Shay, who is studying public policy, decided to pursue a side gig as an influencer between classes.
Torres monitors the online sharing to see whether it actually generates the amount of online chatter that Revolve is targeting.
“We’re definitely going to look at how much did we put into the pop-up and how much did we get out of it from a social awareness perspective,” she said as she finalized a larger budget for influencer marketing in 2015.
Through a combination of humans and algorithms, start-ups such as Instabrand identify social media accounts that seem to carry influence. They invite the account owners to join the network, and companies can sort through it for, say, a handful of West Coast millennials who are experts in women’s fashion and talented on Instagram.

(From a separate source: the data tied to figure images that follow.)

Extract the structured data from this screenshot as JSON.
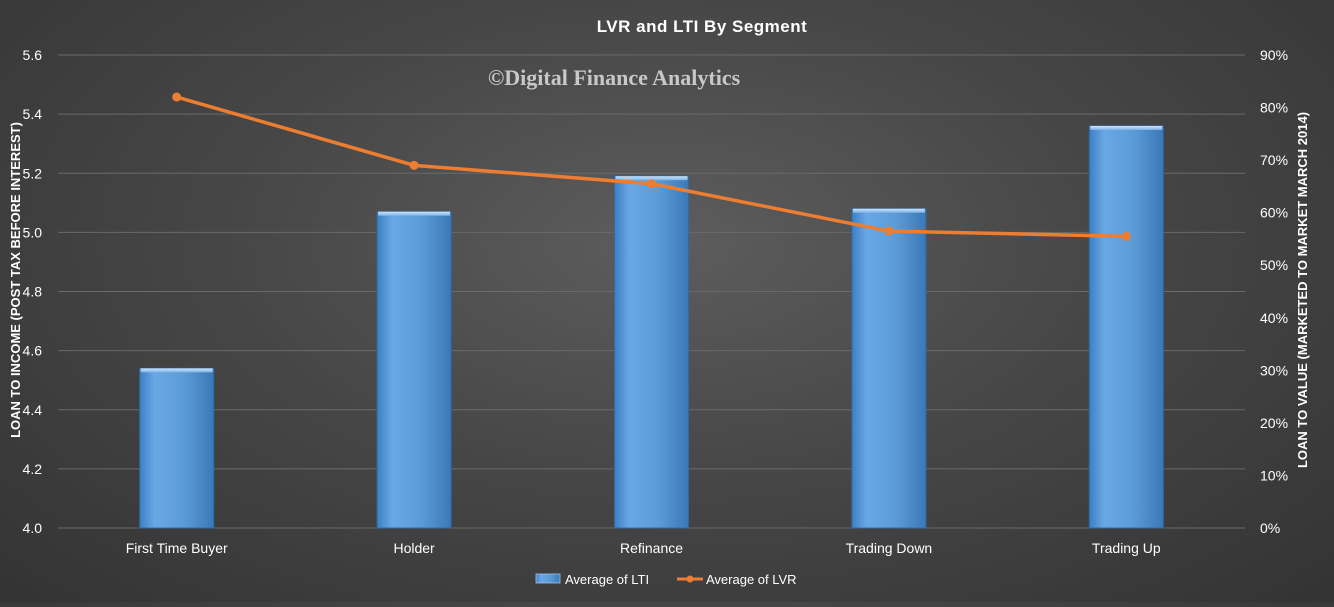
{
  "chart_data": {
    "type": "bar",
    "title": "LVR and LTI By Segment",
    "watermark": "©Digital Finance Analytics",
    "categories": [
      "First Time Buyer",
      "Holder",
      "Refinance",
      "Trading Down",
      "Trading Up"
    ],
    "series": [
      {
        "name": "Average of LTI",
        "type": "bar",
        "axis": "left",
        "values": [
          4.54,
          5.07,
          5.19,
          5.08,
          5.36
        ]
      },
      {
        "name": "Average of LVR",
        "type": "line",
        "axis": "right",
        "values": [
          0.82,
          0.69,
          0.655,
          0.565,
          0.555
        ]
      }
    ],
    "ylabel": "LOAN TO INCOME (POST TAX BEFORE INTEREST)",
    "y2label": "LOAN TO VALUE (MARKETED TO MARKET MARCH 2014)",
    "ylim": [
      4.0,
      5.6
    ],
    "y2lim": [
      0,
      0.9
    ],
    "yticks": [
      "4.0",
      "4.2",
      "4.4",
      "4.6",
      "4.8",
      "5.0",
      "5.2",
      "5.4",
      "5.6"
    ],
    "y2ticks": [
      "0%",
      "10%",
      "20%",
      "30%",
      "40%",
      "50%",
      "60%",
      "70%",
      "80%",
      "90%"
    ],
    "grid": true,
    "legend_position": "bottom",
    "colors": {
      "bar": "#5b9bd5",
      "line": "#ed7d31",
      "grid": "#6a6a6a",
      "text": "#ffffff"
    }
  }
}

Influencers opt in to requests from companies, which sometimes review content before publication. Money exchanges hands after posting, with the network taking a cut. A single post on Twitter might cost a company $200, while a more extensive campaign in which a reviewer makes in-person visits to the company might run $200,000.
Getting influencers to accept a pitch from an eczema cream maker was difficult, Instabrand’s Dahan said. Ditto for a dating app. Otherwise, most companies have found a match.
Influencer marketing proved itself at 20th Century Fox. Last summer, there was no doubt teenage girls would want to see the film “The Fault in Our Stars.” The studio thought it would try to attract some boys to the chick flick.
Through Speakr, the studio contracted a group of male influencers that included former Nickelodeon star Josh Peck to pump the movie on social media.
“For us it’s really important to reach audiences in their native languages,” said Marc Weinstock, 20th Century Fox’s president of domestic theatrical marketing. “The young audience doesn’t like direct marketing, so we got to get the conversation going out there in an organic way.”
The film had a chart-topper opening weekend and more than $300 million in global sales off a $12-million production budget. It’s unclear how many males were attracted through the social media campaign. But Weinstock said any positive conversation is good, and the Speakr campaign accomplished that.
“No matter how cool your message is, the moment someone else says it, it’s real — it validates it,” said Speakr Chief Executive Marco Hansell.